TOKYO – The Tokyo Motor Show opened to the press Wednesday with automakers showcasing eco-friendly cars amid tighter emissions regulations across the globe while highlighting interactions between drivers and vehicles with key artificial intelligence technologies.
The 45th motor show, which will be open to the public from Saturday through Nov 5 at Tokyo Big Sight, will give visitors a first look at more than 70 new vehicles being launched at the biennial event.
A total of 153 companies and organizations from 10 countries are putting their products and services on display, as carmakers are rushing to develop next-generation vehicles to meet stricter emissions standards.
But U.S. giants General Motors Co and Ford Motor Co are skipping the event for the fifth consecutive time, while Fiat Chrysler Automobiles and Britain’s Jaguar Land Rover Ltd will not attend either. Overseas automakers have increasingly shifted their attention to China, which has emerged as the world’s largest car market.
The British and French governments have said they will ban sales of gasoline- and diesel-powered vehicles by 2040. China is also tightening regulations to encourage the uptake of electric cars.
Toyota Motor Corp unveiled its new fuel cell concept car “Fine-Comfort Ride” which it says has a 50% longer range than the Mirai, the world’s first mass-produced hydrogen fuel cell vehicle it put on sale in December 2014. Toyota’s new offering can achieve a range of 1,000 kilometers, the company says.
Despite being a pioneer in hybrid technology, Toyota has been slow to embrace electric vehicles, but with the market rapidly expanding the company is moving to boost its efforts in EV production through a capital tie-up with Mazda Motor Corp.
“We have no doubt that EVs will be one of the key solutions in the near future…That doesn’t mean we are moving away from fuel cells,” Toyota Executive Vice President Didier Leroy said at a press briefing as he introduced the company’s new fuel cell concept cars.
Through its FCVs, the carmaker is demonstrating its “firm commitment to realize a hydrogen society,” Leroy said.
Japan’s largest carmaker by volume also introduced three “Concept-i” vehicles with autonomous driving and AI technologies. The company said it plans to start road testing the vehicles in Japan around 2020.
Concept-i vehicles’ AI technology allows the car to switch to autonomous control if it detects the driver becoming stressed through an analysis of facial expressions and behavior.

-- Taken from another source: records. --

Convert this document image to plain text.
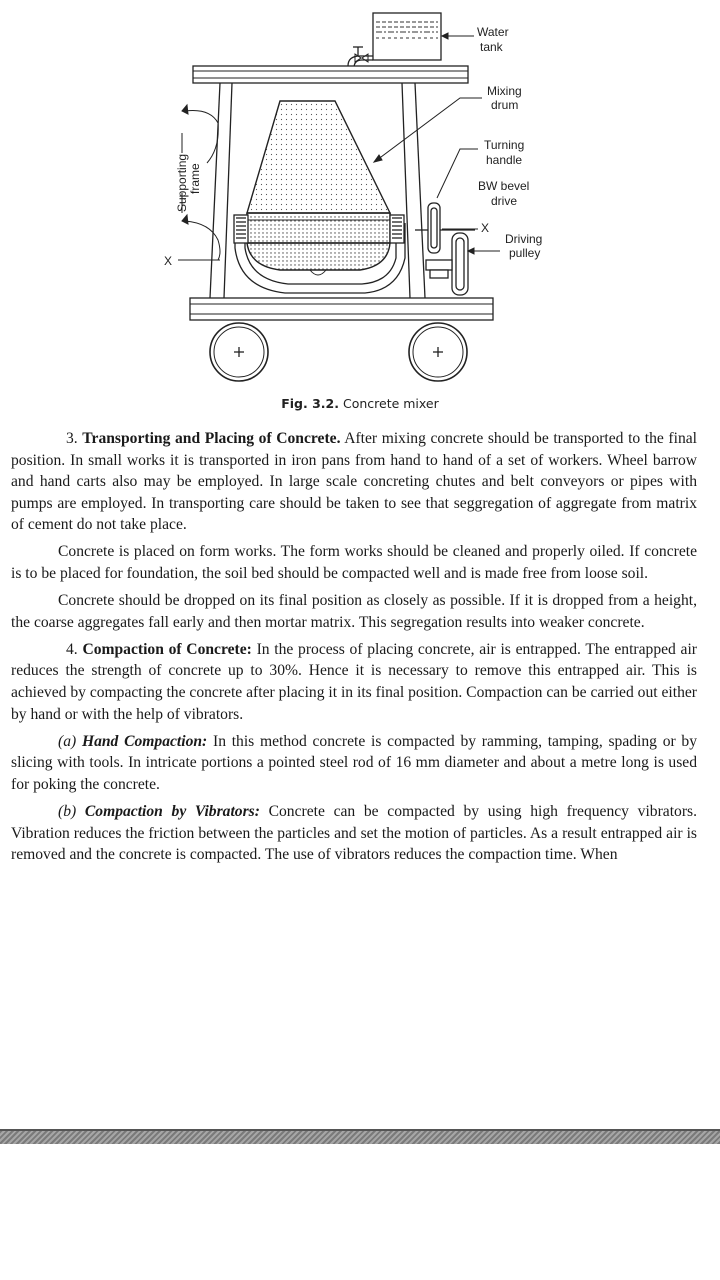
Water
tank
Mixing
drum
Turning
handle
BW bevel
drive
X
Driving
pulley
X
Supporting frame
Fig. 3.2. Concrete mixer

3. Transporting and Placing of Concrete. After mixing concrete should be transported to the final position. In small works it is transported in iron pans from hand to hand of a set of workers. Wheel barrow and hand carts also may be employed. In large scale concreting chutes and belt conveyors or pipes with pumps are employed. In transporting care should be taken to see that seggregation of aggregate from matrix of cement do not take place.

Concrete is placed on form works. The form works should be cleaned and properly oiled. If concrete is to be placed for foundation, the soil bed should be compacted well and is made free from loose soil.

Concrete should be dropped on its final position as closely as possible. If it is dropped from a height, the coarse aggregates fall early and then mortar matrix. This segregation results into weaker concrete.

4. Compaction of Concrete: In the process of placing concrete, air is entrapped. The entrapped air reduces the strength of concrete up to 30%. Hence it is necessary to remove this entrapped air. This is achieved by compacting the concrete after placing it in its final position. Compaction can be carried out either by hand or with the help of vibrators.

(a) Hand Compaction: In this method concrete is compacted by ramming, tamping, spading or by slicing with tools. In intricate portions a pointed steel rod of 16 mm diameter and about a metre long is used for poking the concrete.

(b) Compaction by Vibrators: Concrete can be compacted by using high frequency vibrators. Vibration reduces the friction between the particles and set the motion of particles. As a result entrapped air is removed and the concrete is compacted. The use of vibrators reduces the compaction time. When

Nissan Motor Co unveiled its Leaf Nismo Concept car, a variant of its new Leaf electric vehicle developed in conjunction with the company’s motorsports division. Nissan is the leading EV maker, with the well-established Leaf model currently the best-selling electric car in the world.
The carmaker also announced that it will join the all-electric Formula E championship starting in 2018 as the first Japanese automotive brand.
Nissan comes to the motor show reeling from a scandal that has seen it halt new car shipments into the Japanese market.
The company has admitted it continued a practice of allowing final inspections to be undertaken by unauthorized staff even after the misconduct was revealed. The scandal has led the company to file for a massive domestic recall.
“We sincerely regret any…concern this has caused to customers and all the stakeholders in Japan, especially those who use our vehicles,” Nissan Executive Vice President Daniele Schillaci said, starting the company’s press briefing with an apology.
Honda Motor Co CEO Takahiro Hachigo announced that the company is planning to launch electric cars in Japan in 2020. “EV models will be sold in Japan…following their introduction in Europe,” Hachigo said at a press briefing.
Japan’s third-largest carmaker is currently aiming to lift sales of hybrid and electric vehicles to two-thirds of its global sales volume by around 2030.
Honda introduced three electric vehicles at the show, including its “Honda Sports EV Concept” car, a small sports car equipped with AI technologies that interact with the driver to make route suggestions.
Honda also hosted a display honoring its iconic Super Cub motorcycle range, whose production topped 100 million units this month.
Connectivity is also one of the show’s features.
Visitors can experience what it is like to drive in connected cars in a futuristic Tokyo in an event that will allow 30 people at a time to use interconnected PlayStation VR headsets and share information about road conditions or locations of gas stations through vehicle-to-vehicle or vehicle-to-infrastructure communications.